Die Hoehle, 2009, Vol 60, Issue -3, p. 44-58
Polnische Forschungen in den Höhlen Salzburgs - Teil 2: Drei Expeditionsgruppen dokumentieren ihre Erfolge am Hohen Göll, im Hagengebirge und im Tennengebirge
The second part of the documentation about Polish cave explorers in Salzburg is dedicated to three expedition groups which have been working in our country for more than ten years. During the first years the work of the Marek Wierzbowski group on Hochkönig and Göll was marked by undeserved encumbrances and prohibitions to do research. Meanwhile they are working successfully on the Hagengebirge plateau where they reached depths of up to 900 m in shafts (Höhle in den Roten Steinen). No burocratic impediments were laid in the way of Zbigniew Rysiecki’s group on the Göll massif. Their biggest success was the discovery and survey of the Hochscharten cave system, which is by now 11 km long and 1033 m deep.
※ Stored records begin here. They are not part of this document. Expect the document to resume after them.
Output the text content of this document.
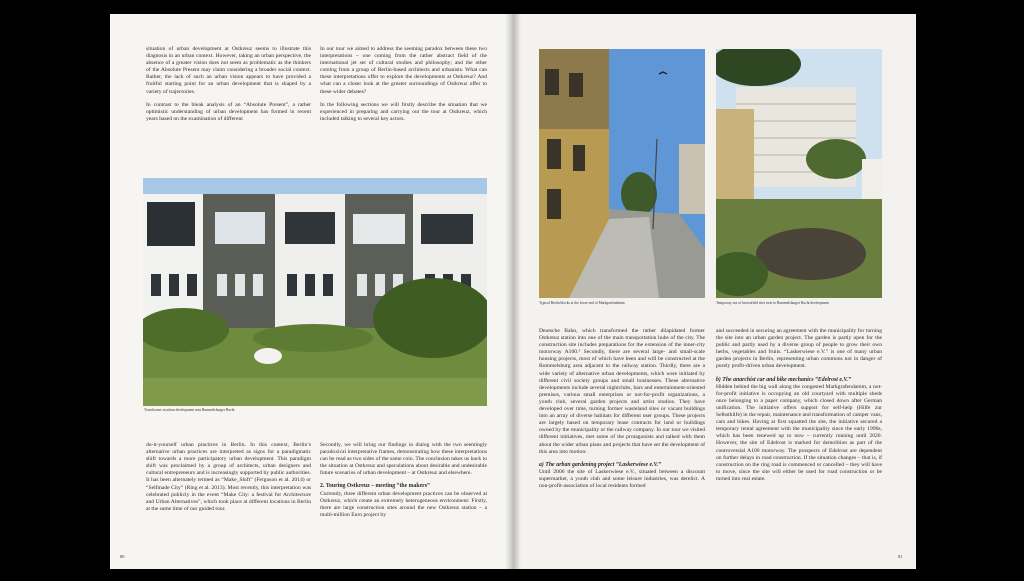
situation of urban development at Ostkreuz seems to illustrate this diagnosis in an urban context. However, taking an urban perspective, the absence of a greater vision does not seem as problematic as the thinkers of the Absolute Present may claim considering a broader social context. Rather, the lack of such an urban vision appears to have provided a fruitful starting point for an urban development that is shaped by a variety of trajectories.

In contrast to the bleak analysis of an “Absolute Present”, a rather optimistic understanding of urban development has formed in recent years based on the examination of different

In our tour we aimed to address the seeming paradox between these two interpretations – one coming from the rather abstract field of the international jet set of cultural studies and philosophy; and the other coming from a group of Berlin-based architects and urbanists. What can these interpretations offer to explore the developments at Ostkreuz? And what can a closer look at the greater surroundings of Ostkreuz offer to these wider debates?

In the following sections we will firstly describe the situation that we experienced in preparing and carrying out the tour at Ostkreuz, which included talking to several key actors.

Townhouses in urban development area Rummelsburger Bucht

do-it-yourself urban practices in Berlin. In this context, Berlin’s alternative urban practices are interpreted as signs for a paradigmatic shift towards a more participatory urban development. This paradigm shift was proclaimed by a group of architects, urban designers and cultural entrepreneurs and is increasingly supported by public authorities. It has been alternately termed as “Make_Shift” (Ferguson et al. 2014) or “Selfmade City” (Ring et al. 2013). Most recently, this interpretation was celebrated publicly in the event “Make City: a festival for Architecture and Urban Alternatives”, which took place at different locations in Berlin at the same time of our guided tour.

Secondly, we will bring our findings in dialog with the two seemingly paradoxical interpretative frames, demonstrating how these interpretations can be read as two sides of the same coin. The conclusion takes us back to the situation at Ostkreuz and speculations about desirable and undesirable future scenarios of urban development – at Ostkreuz and elsewhere.

2. Touring Ostkreuz – meeting “the makers”

Currently, three different urban development practices can be observed at Ostkreuz, which create an extremely heterogeneous environment: Firstly, there are large construction sites around the new Ostkreuz station – a multi-million Euro project by

80
Typical Berlin blocks at the lower end of Markgrafendamm	Temporary use of brownfield sites next to Rummelsburger Bucht development

Deutsche Bahn, which transformed the rather dilapidated former Ostkreuz station into one of the main transportation hubs of the city. The construction site includes preparations for the extension of the inner-city motorway A100.⁵ Secondly, there are several large- and small-scale housing projects, most of which have been and will be constructed at the Rummelsburg area adjacent to the railway station. Thirdly, there are a wide variety of alternative urban developments, which were initiated by different civil society groups and small businesses. These alternative developments include several nightclubs, bars and entertainment-oriented premises, various small enterprises or not-for-profit organizations, a youth club, several garden projects and artist studios. They have developed over time, turning former wasteland sites or vacant buildings into an array of diverse habitats for different user groups. These projects are largely based on temporary lease contracts for land or buildings owned by the municipality or the railway company. In our tour we visited different initiatives, met some of the protagonists and talked with them about the wider urban plans and projects that have set the development of this area into motion:

a) The urban gardening project “Laskerwiese e.V.”

Until 2006 the site of Laskerwiese e.V., situated between a discount supermarket, a youth club and some leisure industries, was derelict. A non-profit-association of local residents formed

and succeeded in securing an agreement with the municipality for turning the site into an urban garden project. The garden is partly open for the public and partly used by a diverse group of people to grow their own herbs, vegetables and fruits. “Laskerwiese e.V.” is one of many urban garden projects in Berlin, representing urban commons not in danger of purely profit-driven urban development.

b) The anarchist car and bike mechanics “Edelrost e.V.”

Hidden behind the big wall along the congested Markgrafendamm, a not-for-profit initiative is occupying an old courtyard with multiple sheds once belonging to a paper company, which closed down after German unification. The initiative offers support for self-help (Hilfe zur Selbsthilfe) in the repair, maintenance and transformation of camper vans, cars and bikes. Having at first squatted the site, the initiative secured a temporary rental agreement with the municipality since the early 1990s, which has been renewed up to now – currently running until 2020. However, the site of Edelrost is marked for demolition as part of the controversial A100 motorway. The prospects of Edelrost are dependent on further delays in road construction. If the situation changes – that is, if construction on the ring road is commenced or cancelled – they will have to move, since the site will either be used for road construction or be turned into real estate.

81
Furthermore we have to mention the Grutred cave system with a total length of 5865 m and a depth of 821 m, not to forget Schartenschacht, 2542 m long and –972 m deep. In the Tennengebirge the Bobry-?aga? group around R. Kondratowicz and W. Dokupil has been working successfully for 28 years. Their prime achievements are the survey of Mäanderhöhle to –1029 m and of Hedwigshöhle (Bleikogelhöhle) to –1023 m and the descent into the –455 m direct shaft of Hades. The most important cave systems they explored are the Höhle unter dem Schneekorken (3.6 km) and the Rote Spinne (3.2 km). A short summary of the successful work of a few expedition teams which are no longer heard of or no longer existing will conclude this article. Of special importance is the work of Marian Napierala’s group from Kattowice in Jägerbrunntroghöhle, the discoveries of the explorers Piotr Kulbicki and Antoni Bak from Warsaw in the cave system of Bergerhöhle, as well as the exploration of the caves in the southern border of Tennengebirge by the team around K. Makowski und J. Rogalski, that has been interrupted too soon. The leaders of the groups contributed by summarizing their successes of many years’ work and illustrating them with pictures and maps.